ArchiSols, dat staat voor “Archives des Sols” (bodemarchief), is een collectief onderzoeksproject gefinancierd door Innoviris, de overheidsinstelling die onderzoek en innovatie ondersteunt in het Brussels Hoofdstedelijk Gewest. Het staat onder leiding van urban.brussels, het Rijksarchief te Brussel en de Université libre de Bruxelles, in samenwerking met Leefmilieu Brussel, de gemeentebesturen van Anderlecht, Ukkel en Sint-Lambrechts-Woluwe, verschillende experts, expertisecentra en burgerverenigingen.

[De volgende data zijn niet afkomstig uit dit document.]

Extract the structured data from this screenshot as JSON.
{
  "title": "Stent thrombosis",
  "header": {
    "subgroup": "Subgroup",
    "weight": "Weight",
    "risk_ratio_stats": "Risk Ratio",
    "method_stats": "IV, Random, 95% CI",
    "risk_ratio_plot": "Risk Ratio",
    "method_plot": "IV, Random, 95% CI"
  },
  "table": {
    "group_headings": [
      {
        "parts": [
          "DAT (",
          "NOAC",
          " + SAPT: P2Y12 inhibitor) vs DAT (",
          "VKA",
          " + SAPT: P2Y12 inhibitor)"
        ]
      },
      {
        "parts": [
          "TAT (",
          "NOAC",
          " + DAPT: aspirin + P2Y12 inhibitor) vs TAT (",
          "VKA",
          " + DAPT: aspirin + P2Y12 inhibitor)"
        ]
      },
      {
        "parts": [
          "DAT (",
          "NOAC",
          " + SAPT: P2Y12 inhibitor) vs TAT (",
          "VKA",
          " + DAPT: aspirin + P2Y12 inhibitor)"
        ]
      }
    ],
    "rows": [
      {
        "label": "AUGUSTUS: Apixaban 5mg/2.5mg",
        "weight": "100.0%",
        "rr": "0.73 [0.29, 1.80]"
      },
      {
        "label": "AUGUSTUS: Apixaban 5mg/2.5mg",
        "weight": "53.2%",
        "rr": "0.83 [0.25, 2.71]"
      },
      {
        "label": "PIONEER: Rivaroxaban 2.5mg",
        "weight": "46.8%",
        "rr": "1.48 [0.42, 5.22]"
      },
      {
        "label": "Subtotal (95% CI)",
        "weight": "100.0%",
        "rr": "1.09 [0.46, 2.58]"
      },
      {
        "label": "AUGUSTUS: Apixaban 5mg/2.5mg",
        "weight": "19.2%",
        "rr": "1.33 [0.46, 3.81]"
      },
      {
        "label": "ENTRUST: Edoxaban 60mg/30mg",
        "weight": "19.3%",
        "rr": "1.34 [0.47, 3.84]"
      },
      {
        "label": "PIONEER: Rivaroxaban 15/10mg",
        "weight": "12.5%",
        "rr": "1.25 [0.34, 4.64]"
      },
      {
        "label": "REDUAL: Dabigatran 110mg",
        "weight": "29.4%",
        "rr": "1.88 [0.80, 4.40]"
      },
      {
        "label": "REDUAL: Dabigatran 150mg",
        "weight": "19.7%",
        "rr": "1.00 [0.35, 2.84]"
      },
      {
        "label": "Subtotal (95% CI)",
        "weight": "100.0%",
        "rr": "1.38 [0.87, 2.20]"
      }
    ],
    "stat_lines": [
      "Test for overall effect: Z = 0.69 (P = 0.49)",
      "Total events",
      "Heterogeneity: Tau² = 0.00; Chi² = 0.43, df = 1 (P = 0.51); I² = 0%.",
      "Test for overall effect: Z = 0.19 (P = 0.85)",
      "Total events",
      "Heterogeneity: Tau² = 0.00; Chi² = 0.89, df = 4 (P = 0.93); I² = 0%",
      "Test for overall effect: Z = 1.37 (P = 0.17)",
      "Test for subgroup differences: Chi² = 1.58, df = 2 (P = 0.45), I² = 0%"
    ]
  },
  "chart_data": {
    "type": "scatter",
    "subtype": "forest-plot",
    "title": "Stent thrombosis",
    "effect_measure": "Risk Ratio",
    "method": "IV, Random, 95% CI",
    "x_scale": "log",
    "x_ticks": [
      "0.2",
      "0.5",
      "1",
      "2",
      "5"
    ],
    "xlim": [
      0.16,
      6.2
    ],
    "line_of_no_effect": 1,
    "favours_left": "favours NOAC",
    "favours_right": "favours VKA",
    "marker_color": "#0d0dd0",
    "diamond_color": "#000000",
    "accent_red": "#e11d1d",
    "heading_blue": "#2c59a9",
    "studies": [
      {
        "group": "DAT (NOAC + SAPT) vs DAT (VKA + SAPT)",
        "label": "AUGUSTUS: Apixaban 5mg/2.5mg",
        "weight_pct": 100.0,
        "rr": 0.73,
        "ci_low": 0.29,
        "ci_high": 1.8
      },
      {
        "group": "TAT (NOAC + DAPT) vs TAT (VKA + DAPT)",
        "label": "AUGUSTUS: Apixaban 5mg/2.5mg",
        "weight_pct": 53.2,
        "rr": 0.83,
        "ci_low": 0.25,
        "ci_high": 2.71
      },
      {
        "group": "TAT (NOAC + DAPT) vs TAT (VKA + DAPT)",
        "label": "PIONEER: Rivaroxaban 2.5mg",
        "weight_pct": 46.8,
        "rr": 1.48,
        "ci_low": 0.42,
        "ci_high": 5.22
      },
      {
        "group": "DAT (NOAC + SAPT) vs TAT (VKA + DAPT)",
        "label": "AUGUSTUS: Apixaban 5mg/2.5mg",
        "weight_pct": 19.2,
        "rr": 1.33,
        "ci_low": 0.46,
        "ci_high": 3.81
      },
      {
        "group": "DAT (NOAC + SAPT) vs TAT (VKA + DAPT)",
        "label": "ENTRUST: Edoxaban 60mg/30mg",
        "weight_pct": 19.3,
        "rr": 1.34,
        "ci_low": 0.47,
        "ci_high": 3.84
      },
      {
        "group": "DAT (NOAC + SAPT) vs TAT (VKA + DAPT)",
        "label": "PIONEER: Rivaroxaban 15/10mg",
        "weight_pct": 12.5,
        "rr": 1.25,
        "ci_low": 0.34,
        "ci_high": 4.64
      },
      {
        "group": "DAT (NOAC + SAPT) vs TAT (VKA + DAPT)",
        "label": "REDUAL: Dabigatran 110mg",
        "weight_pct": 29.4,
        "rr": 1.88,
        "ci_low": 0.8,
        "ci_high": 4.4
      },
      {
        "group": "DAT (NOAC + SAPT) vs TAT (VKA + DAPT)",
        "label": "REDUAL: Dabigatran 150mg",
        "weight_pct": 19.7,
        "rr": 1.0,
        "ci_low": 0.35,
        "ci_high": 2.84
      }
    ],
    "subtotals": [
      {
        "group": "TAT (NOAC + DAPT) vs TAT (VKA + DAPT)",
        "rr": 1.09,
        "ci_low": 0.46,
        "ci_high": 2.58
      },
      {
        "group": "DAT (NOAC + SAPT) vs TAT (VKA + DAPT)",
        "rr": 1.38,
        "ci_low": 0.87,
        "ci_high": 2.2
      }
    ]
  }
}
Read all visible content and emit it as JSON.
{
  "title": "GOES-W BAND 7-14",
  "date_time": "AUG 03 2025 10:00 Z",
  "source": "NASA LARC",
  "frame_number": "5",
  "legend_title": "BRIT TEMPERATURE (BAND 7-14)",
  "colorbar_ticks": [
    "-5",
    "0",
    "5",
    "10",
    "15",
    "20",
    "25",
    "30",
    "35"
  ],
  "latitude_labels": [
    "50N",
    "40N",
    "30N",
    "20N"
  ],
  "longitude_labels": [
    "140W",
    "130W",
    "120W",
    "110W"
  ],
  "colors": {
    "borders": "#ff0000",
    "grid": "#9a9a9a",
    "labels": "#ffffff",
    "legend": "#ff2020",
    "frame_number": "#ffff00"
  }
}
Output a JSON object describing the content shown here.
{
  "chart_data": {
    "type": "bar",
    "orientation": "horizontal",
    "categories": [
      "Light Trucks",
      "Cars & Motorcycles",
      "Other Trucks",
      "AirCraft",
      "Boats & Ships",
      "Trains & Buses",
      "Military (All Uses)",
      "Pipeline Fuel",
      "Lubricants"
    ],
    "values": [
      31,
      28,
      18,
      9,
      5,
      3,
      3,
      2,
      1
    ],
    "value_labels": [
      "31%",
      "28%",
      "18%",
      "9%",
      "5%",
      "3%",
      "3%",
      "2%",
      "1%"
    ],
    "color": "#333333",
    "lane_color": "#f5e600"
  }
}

ArchiSols wil het gebruik van de Brusselse bodem verbeteren door de variabiliteit van zijn kwaliteit in kaart te brengen. We worden ons geleidelijk bewust van de erfenis van door de mens veroorzaakte schade aan de bodem, de ondergrond en het grondwater, in het bijzonder de vervuiling ervan, maar ook schade aan hun goede fysieke en biologische toestand (verdichting, erosie, verlies van organisch materiaal, verharding, aanwezigheid van ondergrondse infrastructuur …). Die bewustwording hangt samen met een verschuiving in onze huidige belangstelling voor “de bodem als drager” ten behoeve van de lineaire economie naar “de bodem als hulpbron” met ecosysteemfuncties.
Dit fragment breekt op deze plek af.